Cédric Thévenot: "Easy access to proven expertise is a powerful lever for efficiency when you are in the field."

Testimony of a Veoliaforce volunteer

An experienced Veoliaforce volunteer, Cédric Thévenot spent nearly three weeks in northern Pakistan deploying mobile water treatment units.

Cédric Thévenot is the local Veolia Water unit manager in the Doubs region and a member of the ERU (Emergency Response Unit) of the Red Cross.

What was the context when you arrived in Pakistan?

Cédric Thévenot: When we arrived, via Islamabad, there was little or no trace of the floods. I had, on my side, recovered some aerial views and it is finally on the road, towards Peshawar, that we started to perceive the stigmata of the disaster.

In Charsadda district, where we worked, it was an environment of small villages where people usually use communal wells to access water. With the floods, these wells were clogged or contaminated and the population turned to the river water. They did try to filter it with cloth handkerchiefs, but the water was still unfit to drink, and they told us that they had stomach pains when they drank it.

Did you encounter any problems during the deployment of the stations?

CT: Technically, we tested the limits of the Aquaforces by treating water with very high turbidity, up to 750-800 ntu! But our biggest difficulty was managing a problem of chloramines, from buffalo dung used as fertiliser in the fields before the floods. To solve the problem quickly, adjust the treatment and obtain quality water, we were able to rely on Veolia teams specialised in the subject, in France, who responded to us in a responsive manner. This is a real opportunity: having such easy access to proven expertise is a powerful lever for efficiency when you are in the field.

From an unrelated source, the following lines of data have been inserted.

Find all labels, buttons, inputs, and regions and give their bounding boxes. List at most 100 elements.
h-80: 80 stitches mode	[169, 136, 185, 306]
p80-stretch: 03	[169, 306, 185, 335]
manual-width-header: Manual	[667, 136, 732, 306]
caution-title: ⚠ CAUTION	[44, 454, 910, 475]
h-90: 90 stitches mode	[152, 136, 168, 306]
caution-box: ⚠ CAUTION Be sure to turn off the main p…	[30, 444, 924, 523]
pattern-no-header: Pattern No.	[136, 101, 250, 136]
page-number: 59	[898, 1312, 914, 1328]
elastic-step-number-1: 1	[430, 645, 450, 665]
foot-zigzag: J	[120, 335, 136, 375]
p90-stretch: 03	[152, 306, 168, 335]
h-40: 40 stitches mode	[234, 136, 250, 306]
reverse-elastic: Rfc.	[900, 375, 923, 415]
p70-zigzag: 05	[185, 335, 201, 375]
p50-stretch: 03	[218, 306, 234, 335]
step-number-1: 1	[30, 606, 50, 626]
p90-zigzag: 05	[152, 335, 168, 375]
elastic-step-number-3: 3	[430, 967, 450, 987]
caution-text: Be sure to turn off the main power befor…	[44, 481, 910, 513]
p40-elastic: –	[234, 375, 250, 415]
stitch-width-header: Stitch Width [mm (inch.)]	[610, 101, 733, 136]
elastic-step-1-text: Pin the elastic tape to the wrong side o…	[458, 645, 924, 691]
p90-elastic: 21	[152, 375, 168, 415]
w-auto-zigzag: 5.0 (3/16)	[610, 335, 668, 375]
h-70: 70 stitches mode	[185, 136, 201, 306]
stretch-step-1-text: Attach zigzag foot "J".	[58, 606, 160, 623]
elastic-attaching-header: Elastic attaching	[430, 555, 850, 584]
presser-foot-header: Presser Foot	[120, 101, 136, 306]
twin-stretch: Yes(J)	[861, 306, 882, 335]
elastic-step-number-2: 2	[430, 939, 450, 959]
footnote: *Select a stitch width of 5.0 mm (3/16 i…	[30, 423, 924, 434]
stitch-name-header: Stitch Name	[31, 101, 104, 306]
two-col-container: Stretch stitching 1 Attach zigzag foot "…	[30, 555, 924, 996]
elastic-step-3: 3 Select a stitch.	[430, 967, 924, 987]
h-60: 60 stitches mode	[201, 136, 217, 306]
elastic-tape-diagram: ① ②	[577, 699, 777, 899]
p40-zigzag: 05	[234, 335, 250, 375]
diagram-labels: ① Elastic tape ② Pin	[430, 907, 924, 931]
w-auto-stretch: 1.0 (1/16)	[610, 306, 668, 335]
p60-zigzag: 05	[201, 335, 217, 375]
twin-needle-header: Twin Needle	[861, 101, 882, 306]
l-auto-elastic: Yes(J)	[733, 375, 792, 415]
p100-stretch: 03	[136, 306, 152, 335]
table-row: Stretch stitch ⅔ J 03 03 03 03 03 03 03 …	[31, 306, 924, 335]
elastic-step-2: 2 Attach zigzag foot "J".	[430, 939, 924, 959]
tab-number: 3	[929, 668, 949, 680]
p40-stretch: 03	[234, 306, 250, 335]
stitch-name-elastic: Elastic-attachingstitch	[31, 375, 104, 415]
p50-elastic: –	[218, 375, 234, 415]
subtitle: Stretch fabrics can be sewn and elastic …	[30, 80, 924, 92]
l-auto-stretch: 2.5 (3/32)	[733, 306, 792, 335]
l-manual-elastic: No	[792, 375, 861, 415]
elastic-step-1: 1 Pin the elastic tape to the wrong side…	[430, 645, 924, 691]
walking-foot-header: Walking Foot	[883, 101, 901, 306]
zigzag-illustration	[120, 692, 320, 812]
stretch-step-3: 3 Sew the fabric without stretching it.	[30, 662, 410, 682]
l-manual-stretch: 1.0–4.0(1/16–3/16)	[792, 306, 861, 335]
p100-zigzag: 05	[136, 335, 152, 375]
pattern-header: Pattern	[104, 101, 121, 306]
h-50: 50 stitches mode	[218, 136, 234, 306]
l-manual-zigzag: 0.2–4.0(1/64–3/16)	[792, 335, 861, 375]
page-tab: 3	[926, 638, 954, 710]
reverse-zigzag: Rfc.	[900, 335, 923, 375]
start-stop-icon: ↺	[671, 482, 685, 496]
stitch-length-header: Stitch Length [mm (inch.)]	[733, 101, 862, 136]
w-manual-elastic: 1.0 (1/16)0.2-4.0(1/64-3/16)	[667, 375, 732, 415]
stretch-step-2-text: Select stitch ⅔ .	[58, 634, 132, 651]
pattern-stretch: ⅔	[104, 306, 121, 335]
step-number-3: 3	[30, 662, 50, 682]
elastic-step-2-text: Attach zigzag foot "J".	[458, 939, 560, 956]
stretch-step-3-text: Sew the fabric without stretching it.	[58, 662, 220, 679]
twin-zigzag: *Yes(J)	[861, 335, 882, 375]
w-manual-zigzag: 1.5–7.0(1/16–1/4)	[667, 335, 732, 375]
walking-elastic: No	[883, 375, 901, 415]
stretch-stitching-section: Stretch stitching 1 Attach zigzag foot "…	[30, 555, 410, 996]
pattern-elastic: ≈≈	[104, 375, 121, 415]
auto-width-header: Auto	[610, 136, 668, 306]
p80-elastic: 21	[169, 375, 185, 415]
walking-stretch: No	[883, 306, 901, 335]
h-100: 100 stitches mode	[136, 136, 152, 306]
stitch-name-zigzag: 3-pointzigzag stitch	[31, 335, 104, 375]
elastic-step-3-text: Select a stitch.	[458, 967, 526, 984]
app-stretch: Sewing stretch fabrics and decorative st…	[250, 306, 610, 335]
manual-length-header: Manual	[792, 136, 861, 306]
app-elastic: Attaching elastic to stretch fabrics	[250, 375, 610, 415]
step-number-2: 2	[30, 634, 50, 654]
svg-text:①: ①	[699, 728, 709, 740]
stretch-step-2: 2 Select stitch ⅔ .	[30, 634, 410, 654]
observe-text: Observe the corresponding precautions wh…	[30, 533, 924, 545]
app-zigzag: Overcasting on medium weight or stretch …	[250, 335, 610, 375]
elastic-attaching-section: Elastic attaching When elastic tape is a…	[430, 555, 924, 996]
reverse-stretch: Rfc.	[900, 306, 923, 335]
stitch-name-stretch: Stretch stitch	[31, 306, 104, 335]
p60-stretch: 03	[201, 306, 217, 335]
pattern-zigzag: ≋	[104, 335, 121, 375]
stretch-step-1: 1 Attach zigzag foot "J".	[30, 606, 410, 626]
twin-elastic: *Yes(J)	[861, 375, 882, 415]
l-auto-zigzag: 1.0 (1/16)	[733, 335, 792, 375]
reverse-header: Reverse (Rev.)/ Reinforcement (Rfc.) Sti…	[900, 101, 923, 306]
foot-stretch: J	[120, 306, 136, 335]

Cédric Thévenot, a Veoliaforce volunteer, left for Mozambique in 2019 during an intervention by the Veolia Foundation in partnership with the French Red Cross.

How have the Pakistanis received these water treatment plants?

CT: A lot of curiosity and a real understanding of the need to drink treated water. It has to be said that between the brown water that we treat and what comes out of the Aquaforce, the effect is amazing.

What was the organisation, with Médecins Sans Frontières, on the ground?

CT: There was a double challenge: to get these wells working again - a mission carried out by Médecins Sans Frontières (MSF) - and, during the work, to supply the population with water, which is our core business. We deployed two Aquaforces 2000 in total coordination with MSF. We then had to make sure that this system for disinfecting wells and producing drinking water would work after we left. For a week, we trained Pakistanis recruited by MSF to operate the Aquaforces, i.e. to deploy, produce, check the quality of the water, deal with chemical problems, etc.

Culturally, how did you feel about this mission?

CT: It's obviously very different from our European life and that's why I'm a Veoliaforce volunteer: to discover, through access to water, other cultures and other perceptions of life.